Guest post by Amanda Hattersburg. Amanda writes about everything travel related focussing on Canary Islands holidays. She writes frequently on travel subjects and enjoys publishing guest articles.
Despite being a set of seven distinct islands, much of the tourism in the Canaries is centred on four of the islands.
Being the second largest of the Canary Islands, Fuerteventura boats a booming tourist economy. Although a quieter destination than other islands in the region, holiday makers are attracted by the wealth of opportunities for exploration here. The island is home to over 150 beaches and many archaeological sites: creating the perfect balance between exploring natural wonders and local history. The waters off the coast of the island are home to whales, dolphins, marlin and turtles; ensuring that underwater exploration is a must when visiting the island.
Tenerife has often been heralded as the party island in the region but there is much on the island to entice those looking for a little more from their trip. Holiday makers are able to visit such natural wonders as the volcanic crater of Mount Teide (photo above)and the cliffs of Los Gigantes, whilst those looking for some historical and cultural exploration will find a visit to Puerto de la Cruz is a must.
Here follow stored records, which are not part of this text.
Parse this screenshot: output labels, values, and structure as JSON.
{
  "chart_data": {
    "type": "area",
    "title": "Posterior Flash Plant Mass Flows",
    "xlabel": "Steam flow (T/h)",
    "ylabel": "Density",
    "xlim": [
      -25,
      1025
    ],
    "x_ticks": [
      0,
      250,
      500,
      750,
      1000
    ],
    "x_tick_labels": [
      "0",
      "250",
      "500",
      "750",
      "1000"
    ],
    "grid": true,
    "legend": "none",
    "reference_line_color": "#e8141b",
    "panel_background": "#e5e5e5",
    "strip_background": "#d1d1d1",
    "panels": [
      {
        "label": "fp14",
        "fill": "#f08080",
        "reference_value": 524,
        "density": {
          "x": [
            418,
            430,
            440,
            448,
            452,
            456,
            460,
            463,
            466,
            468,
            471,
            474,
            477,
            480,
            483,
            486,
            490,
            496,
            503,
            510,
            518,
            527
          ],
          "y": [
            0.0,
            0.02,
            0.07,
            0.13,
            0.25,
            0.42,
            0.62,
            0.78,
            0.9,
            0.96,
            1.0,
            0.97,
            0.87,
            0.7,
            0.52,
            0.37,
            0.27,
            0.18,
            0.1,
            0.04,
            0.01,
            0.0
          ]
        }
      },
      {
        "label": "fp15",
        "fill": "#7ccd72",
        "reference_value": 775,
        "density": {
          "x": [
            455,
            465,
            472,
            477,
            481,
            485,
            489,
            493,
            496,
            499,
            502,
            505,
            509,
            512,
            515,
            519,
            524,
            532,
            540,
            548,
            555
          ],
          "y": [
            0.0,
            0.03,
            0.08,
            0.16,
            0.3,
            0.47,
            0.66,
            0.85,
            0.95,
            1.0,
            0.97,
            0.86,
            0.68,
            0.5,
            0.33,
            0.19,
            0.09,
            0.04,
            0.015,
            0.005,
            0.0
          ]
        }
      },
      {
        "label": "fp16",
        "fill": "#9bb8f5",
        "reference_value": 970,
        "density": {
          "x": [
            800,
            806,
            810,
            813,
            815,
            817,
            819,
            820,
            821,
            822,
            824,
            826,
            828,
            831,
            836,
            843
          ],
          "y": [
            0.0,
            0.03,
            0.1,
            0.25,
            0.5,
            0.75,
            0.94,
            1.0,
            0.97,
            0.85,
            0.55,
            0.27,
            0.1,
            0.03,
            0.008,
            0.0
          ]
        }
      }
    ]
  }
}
Individuals enjoying Canary Islands holidays will often wish to explore the natural habit of the island of Gran Canaria. The island has been described as a horticultural centre due to the countless plantations home to numerous species of plant and crop, but Gran Canaria also boasts huge sand dunes which can be explored to the full on the back of a camel. Not only are there countless natural features to the island but the bustling metropolis of Las Palmas enables tourists to explore the biggest city in the region. Las Palmas is home to various different local sports and at the right time of the year holiday makers can find the city in full swing during one of the many local festivals. This is the perfect time to explore the cultural heritage of this fascinating region.
The remaining of the big four islands in the region, Lanzarote, provides holiday makers with possibly the most interesting landscape to explore. The entire island has been designated a UNESCO Biosphere Reserve due to the unique volcanic landscape which is found here. A trip to the Fire Mountains will enable visitors to fully experience the wonders of this inhospitable landscape as they will be guided through the area on the back of a dromedary and will witness the earth seethe in places despite the area being officially described as dormant.
Whichever of these four islands is the chosen destination there is huge scope to explore one of the most interesting areas of the world.